Цензор зорко заглянул в глаза молодого провинциала: что он, издевается, что ли? Но выражение лица юноши было так простосердечно, что складки на лбу цензора сгладились, и он протянул наивному провинциалу руку.
— Передам, извольте. Вы, верно, малоросс?
— Малоросс.
— По всему видно. Сюжет у вас тоже из малороссийского быта?
— Нет, из немецкого.
— Что такое? Вы, может быть, побывали уже в Германии?
— Нет еще, но собирался…
— И изучили немцев по книгам? Этого мало, слишком мало. Удивляюсь я вам, право! Когда у вас под рукой такой богатый, нетронутый источник, как Малороссия с ее своеобразными обычаями, поверьями; только бы черпать… Впрочем, навязывать автору сюжеты не следует; пишите о том, что вам Бог на душу положит. До свиданья.

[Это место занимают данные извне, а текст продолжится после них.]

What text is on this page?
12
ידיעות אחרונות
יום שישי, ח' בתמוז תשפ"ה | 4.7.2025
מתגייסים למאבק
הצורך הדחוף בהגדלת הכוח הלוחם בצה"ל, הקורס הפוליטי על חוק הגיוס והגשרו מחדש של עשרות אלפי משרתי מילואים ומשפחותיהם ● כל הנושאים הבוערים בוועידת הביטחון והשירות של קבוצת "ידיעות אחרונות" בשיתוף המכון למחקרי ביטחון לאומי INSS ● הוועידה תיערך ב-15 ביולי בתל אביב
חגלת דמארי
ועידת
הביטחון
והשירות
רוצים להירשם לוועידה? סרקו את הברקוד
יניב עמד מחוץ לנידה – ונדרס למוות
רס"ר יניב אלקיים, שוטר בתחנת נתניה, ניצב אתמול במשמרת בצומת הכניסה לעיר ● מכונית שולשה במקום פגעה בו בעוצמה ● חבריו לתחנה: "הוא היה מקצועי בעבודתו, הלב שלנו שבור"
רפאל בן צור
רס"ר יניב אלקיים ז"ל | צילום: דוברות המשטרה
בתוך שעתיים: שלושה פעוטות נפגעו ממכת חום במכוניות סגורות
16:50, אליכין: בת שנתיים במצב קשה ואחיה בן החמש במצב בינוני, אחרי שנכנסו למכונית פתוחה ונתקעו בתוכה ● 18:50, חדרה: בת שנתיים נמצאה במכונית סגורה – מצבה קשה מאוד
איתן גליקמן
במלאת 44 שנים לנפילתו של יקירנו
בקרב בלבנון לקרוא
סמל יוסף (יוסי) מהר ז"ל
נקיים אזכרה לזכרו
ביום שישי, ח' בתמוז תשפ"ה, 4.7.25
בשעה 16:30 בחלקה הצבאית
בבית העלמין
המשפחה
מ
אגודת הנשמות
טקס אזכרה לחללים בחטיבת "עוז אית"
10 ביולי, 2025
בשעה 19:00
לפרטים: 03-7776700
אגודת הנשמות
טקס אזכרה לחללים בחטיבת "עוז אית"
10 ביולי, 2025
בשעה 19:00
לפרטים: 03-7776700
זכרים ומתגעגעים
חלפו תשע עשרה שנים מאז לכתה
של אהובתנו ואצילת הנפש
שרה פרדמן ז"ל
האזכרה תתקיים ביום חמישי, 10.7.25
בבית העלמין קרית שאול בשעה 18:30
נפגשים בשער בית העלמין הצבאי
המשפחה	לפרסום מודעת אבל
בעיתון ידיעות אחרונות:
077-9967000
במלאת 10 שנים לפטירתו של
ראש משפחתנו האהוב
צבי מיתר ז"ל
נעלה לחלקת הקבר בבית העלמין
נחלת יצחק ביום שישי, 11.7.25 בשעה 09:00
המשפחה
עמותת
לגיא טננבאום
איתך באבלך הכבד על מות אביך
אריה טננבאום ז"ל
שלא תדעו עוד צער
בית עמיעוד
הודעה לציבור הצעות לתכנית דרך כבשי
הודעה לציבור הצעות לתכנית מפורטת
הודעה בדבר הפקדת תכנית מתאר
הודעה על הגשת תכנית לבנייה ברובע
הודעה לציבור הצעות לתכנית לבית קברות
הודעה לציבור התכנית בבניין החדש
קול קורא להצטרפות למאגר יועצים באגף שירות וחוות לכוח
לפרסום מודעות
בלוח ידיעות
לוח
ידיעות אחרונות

Что значит иной раз случайно брошенная, но плодотворная мысль! На доброй почве она, как семя, может взойти пышным колосом, а там, год-другой, глядь, засеется от него и целая нива. Брошенная цензором мысль пала на такую добрую почву.

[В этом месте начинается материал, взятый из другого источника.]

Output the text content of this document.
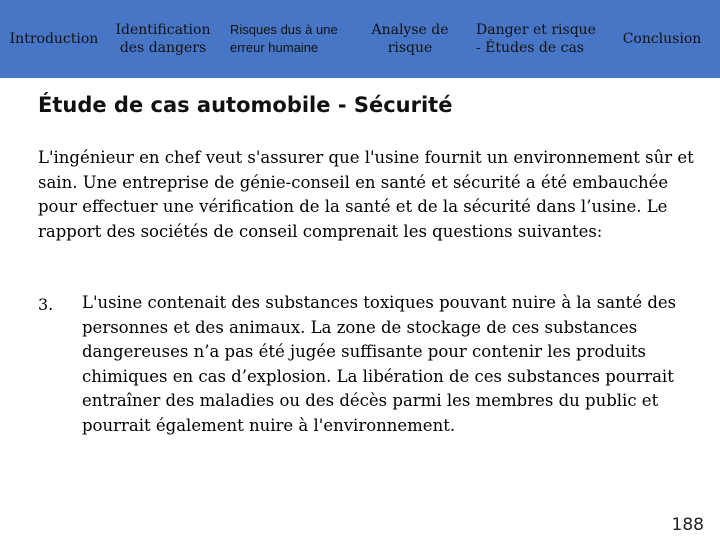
Introduction
Identification
des dangers
Risques dus à une
erreur humaine
Analyse de
risque
Danger et risque
- Études de cas
Conclusion
Étude de cas automobile - Sécurité
L'ingénieur en chef veut s'assurer que l'usine fournit un environnement sûr et sain. Une entreprise de génie-conseil en santé et sécurité a été embauchée pour effectuer une vérification de la santé et de la sécurité dans l’usine. Le rapport des sociétés de conseil comprenait les questions suivantes:
3. L'usine contenait des substances toxiques pouvant nuire à la santé des personnes et des animaux. La zone de stockage de ces substances dangereuses n’a pas été jugée suffisante pour contenir les produits chimiques en cas d’explosion. La libération de ces substances pourrait entraîner des maladies ou des décès parmi les membres du public et pourrait également nuire à l'environnement.
188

«И в самом деле ведь, — рассуждал про себя по пути домой Гоголь, — чем немцы взяли перед хохлами? Клецками, что ли, и пивом? А где у них наши бесподобные „вареныки-побиденыки“, где малороссийское сало, которое во рту так и тает, что помадная конфетка, но в котором они, дурни, даже вкуса не смыслят? А наливки вишневые, черносмородинные, сливовые, персиковые и черт знает еще какие? А парубки и дивчины с их звонкими песнями и раскатистым смехом, с их играми и колядками? А казацкая старина и всякая народная чертовщина? А степь раздольная, неоглядная, украинская лунная ночь, дивно-серебристая, теплая и мягкая, сказочно-волшебная?..»

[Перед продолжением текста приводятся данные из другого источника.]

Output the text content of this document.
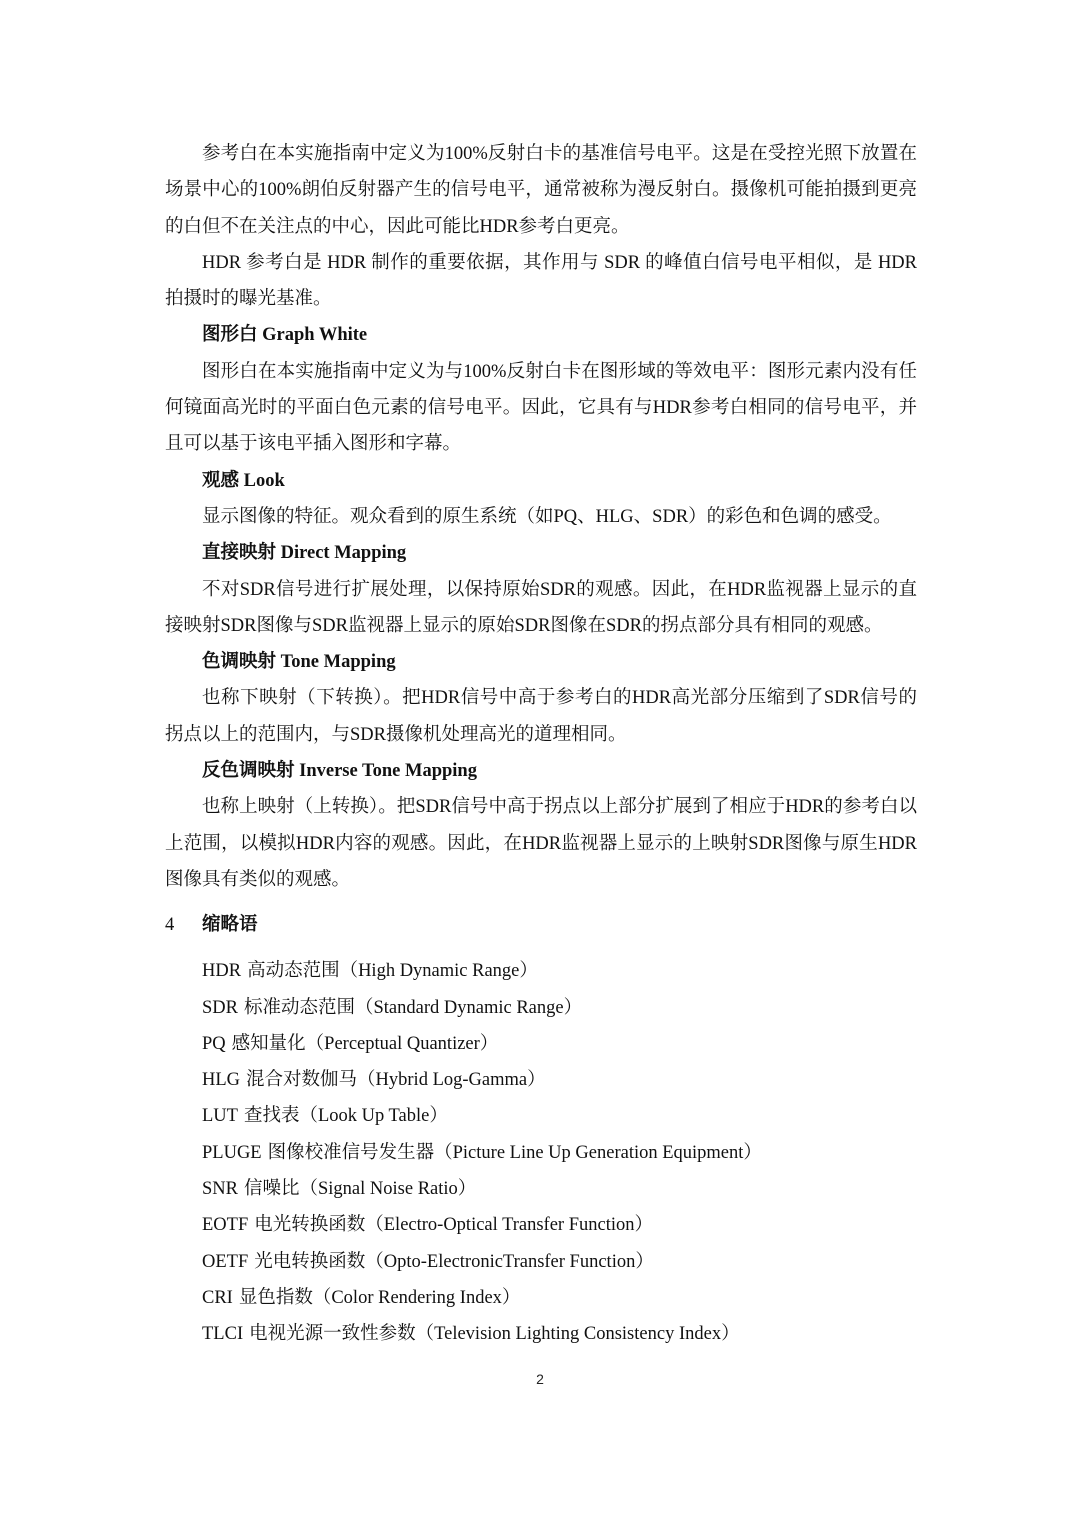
参考白在本实施指南中定义为100%反射白卡的基准信号电平。这是在受控光照下放置在场景中心的100%朗伯反射器产生的信号电平，通常被称为漫反射白。摄像机可能拍摄到更亮的白但不在关注点的中心，因此可能比HDR参考白更亮。

HDR 参考白是 HDR 制作的重要依据，其作用与 SDR 的峰值白信号电平相似，是 HDR 拍摄时的曝光基准。

图形白 Graph White

图形白在本实施指南中定义为与100%反射白卡在图形域的等效电平：图形元素内没有任何镜面高光时的平面白色元素的信号电平。因此，它具有与HDR参考白相同的信号电平，并且可以基于该电平插入图形和字幕。

观感 Look

显示图像的特征。观众看到的原生系统（如PQ、HLG、SDR）的彩色和色调的感受。

直接映射 Direct Mapping

不对SDR信号进行扩展处理，以保持原始SDR的观感。因此，在HDR监视器上显示的直接映射SDR图像与SDR监视器上显示的原始SDR图像在SDR的拐点部分具有相同的观感。

色调映射 Tone Mapping

也称下映射（下转换）。把HDR信号中高于参考白的HDR高光部分压缩到了SDR信号的拐点以上的范围内，与SDR摄像机处理高光的道理相同。

反色调映射 Inverse Tone Mapping

也称上映射（上转换）。把SDR信号中高于拐点以上部分扩展到了相应于HDR的参考白以上范围，以模拟HDR内容的观感。因此，在HDR监视器上显示的上映射SDR图像与原生HDR图像具有类似的观感。

4	缩略语
HDR 高动态范围（High Dynamic Range）
SDR 标准动态范围（Standard Dynamic Range）
PQ 感知量化（Perceptual Quantizer）
HLG 混合对数伽马（Hybrid Log-Gamma）
LUT 查找表（Look Up Table）
PLUGE 图像校准信号发生器（Picture Line Up Generation Equipment）
SNR 信噪比（Signal Noise Ratio）
EOTF 电光转换函数（Electro-Optical Transfer Function）
OETF 光电转换函数（Opto-ElectronicTransfer Function）
CRI 显色指数（Color Rendering Index）
TLCI 电视光源一致性参数（Television Lighting Consistency Index）
2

Спавшие где-то в глубине памяти юноши чувства, свежие впечатления детства внезапно проснулись, оживились, и в тот же день неотосланное еще письмо к матери дополнилось следующими строками:
«Теперь вы, почтеннейшая маменька, мой добрый ангел-хранитель, теперь вас прошу сделать для меня величайшее из одолжений. Вы имеете тонкий наблюдательный ум, вы много знаете обычаи и нравы малороссиян наших, и потому, я знаю, вы не откажете сообщить мне их в нашей переписке. Это мне очень, очень нужно. В следующем письме я ожидаю от вас описания полного наряда сельского дьячка, от верхнего платья до самых сапогов, с поименованием, как все это называлось у самых закоренелых, самых древних, самых наименее переменившихся малороссиян; равным образом названия платья, носимого нашими крестьянскими девками, до последней ленты, также нынешними замужними и мужиками. Вторая статья: название точное и верное платья, носимого до времен гетманских. Вы помните, раз мы видели в нашей церкви одну девку, одетую таким образом. Об этом можно будет расспросить старожилов: я думаю, Анна Матвеевна или Агафья Матвеевна много знают кое-чего из давних лет. Еще обстоятельное описание свадьбы, не упуская наималейших подробностей. Об этом можно расспросить Демьяна (кажется, так его зовут? прозвание не помню), которого мы видели учредителем свадеб и который знал, по-видимому, всевозможные поверья и обычаи. Еще несколько слов о колядках, о Иване Купале и о русалках. Если есть, кроме того, какие-либо духи или домовые, то о них подробнее, с их названиями и делами… Все это будет для меня чрезвычайно занимательно… Еще прошу вас выслать мне две папенькины малороссийские комедии: „Овца-собака“ и „Роман и Параска“…
Просить ли также о деньгах на печатание „Ганца“? Всего два дня назад ведь пришел от нее денежный пакет, да с жалобой, что едва-едва собрала столько. Нет, зачем огорчать ее, бедную, преждевременно, без крайней нужды? Обождем до последней минуты; ну, а там, если не будет уже другого исхода… Посмотрим сперва, что скажет цензор.
Цензор разрешил зайти за рукописью через три дня: ровно через три дня в тот же час Гоголь был опять у его двери. Отворила ему на этот раз горничная.
— Вам барина? Они на службе в комитете.
— Но не оставил ли он для меня рукописи?
— А ваша фамилия? Гоголь назвался.
— Кажись, есть что-то. Сейчас вызову старую барыню.